The Decommissioning of Parks in Detroit, Michigan: A New Strategy

Open Access
Bush, Erik Ryan
Graduate Program:
Landscape Architecture
Master of Science
Document Type:
Master Thesis
Date of Defense:
April 29, 2013
Committee Members:
  • Sean Burkholder, Thesis Advisor
  • Larry James Gorenflo, Thesis Advisor
  • Kenneth Tamminga, Thesis Advisor
  • Revitalization
  • Urban Greening
  • Parks
  • Park Management
  • Urban
  • Detroit
  • Ecosystem Services
  • Social Benefit
The city of Detroit, Michigan, is in a severe financial crisis. In an effort to balance the municipal budget, numerous city services have been cut, one of which is park maintenance.
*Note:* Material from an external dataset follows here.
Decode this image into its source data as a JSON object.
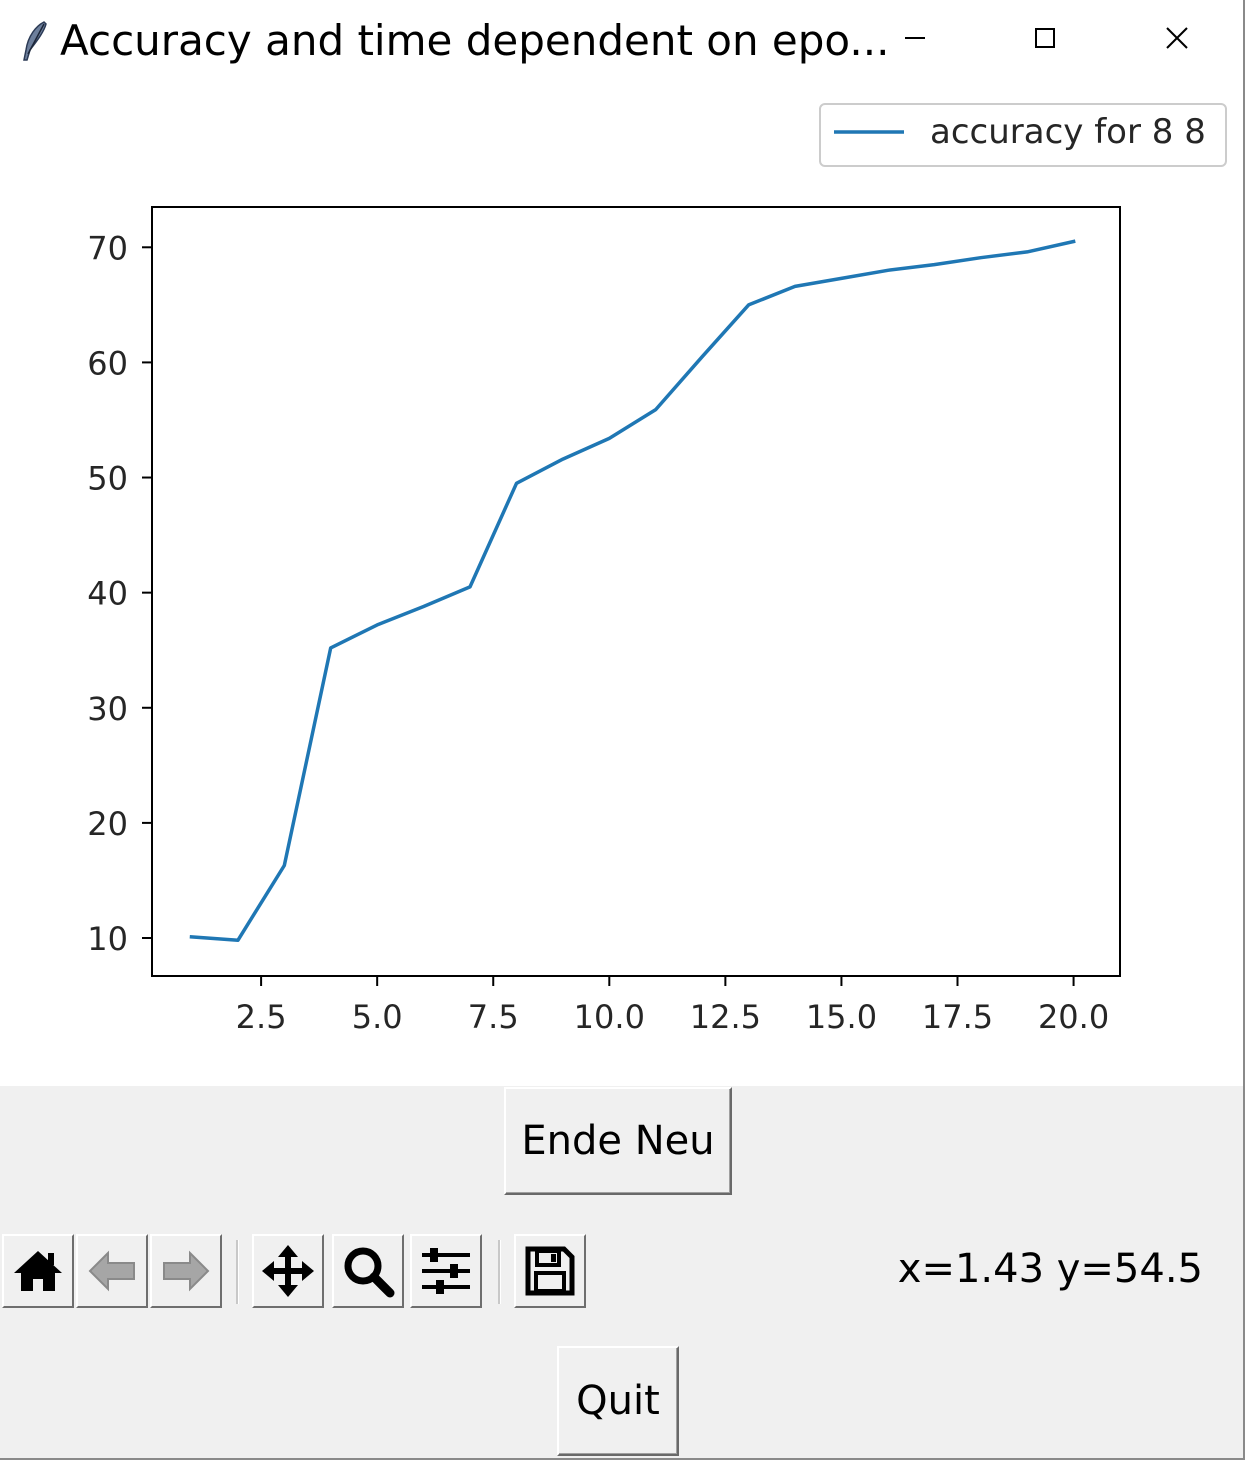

Detroit has made the decision to decommission nearly 1,600 acres of park space and reposition nearly 550 acres of park space, leaving it to become overgrown and, at first glance, unusable for residents. This research accepts the reality of Detroit’s currently unsustainable park management costs, looks at the methodology of this decommissioning, and determines if and to what degree social and ecological factors were taken into account. The extent to which Detroit considered social/demographic characteristics was evaluated through Geographic Information System (GIS) –based analysis. I hypothesized that the city of Detroit chose to decommission parks based solely on maintenance costs in an unsystematic way and did not readily consider social/demographic characteristics. This research proposes a new strategy for decommissioning parks that takes into account social issues, in particular by taking into account the needs of populations identified as at risk. These user groups comprised people aged 15 and under or aged 65 and over, based on an assumption that these population cohorts have a greater need for public space and limited access them. Next, ecological characteristics were considered. Characteristics such as tree cover, soil condition, and proximity to water were prioritized as general characteristics to consider for ecosystem services potential because they are relatively easy to measure and could have important implications for the city of Detroit. Areas ranking high in regard to these characteristics could be decommissioned and would require little or no management yet still provide valuable ecosystem services. This analysis resulted in the identification of two distinct types of parks: parks primarily for people and parks primarily for ecology. This dichotomy was developed based on the city of Detroit’s own two-park classification system: this research simply modified Detroit’s existing system. This two-fold strategy was implemented to provide social benefits to the people who need them most and to determine which parks had the most potential to provide ecosystem services to the city. The overarching goal of this strategy is to produce a more cost-effective method for decommissioning parks, one whereby they will still provide benefits to the people of the city.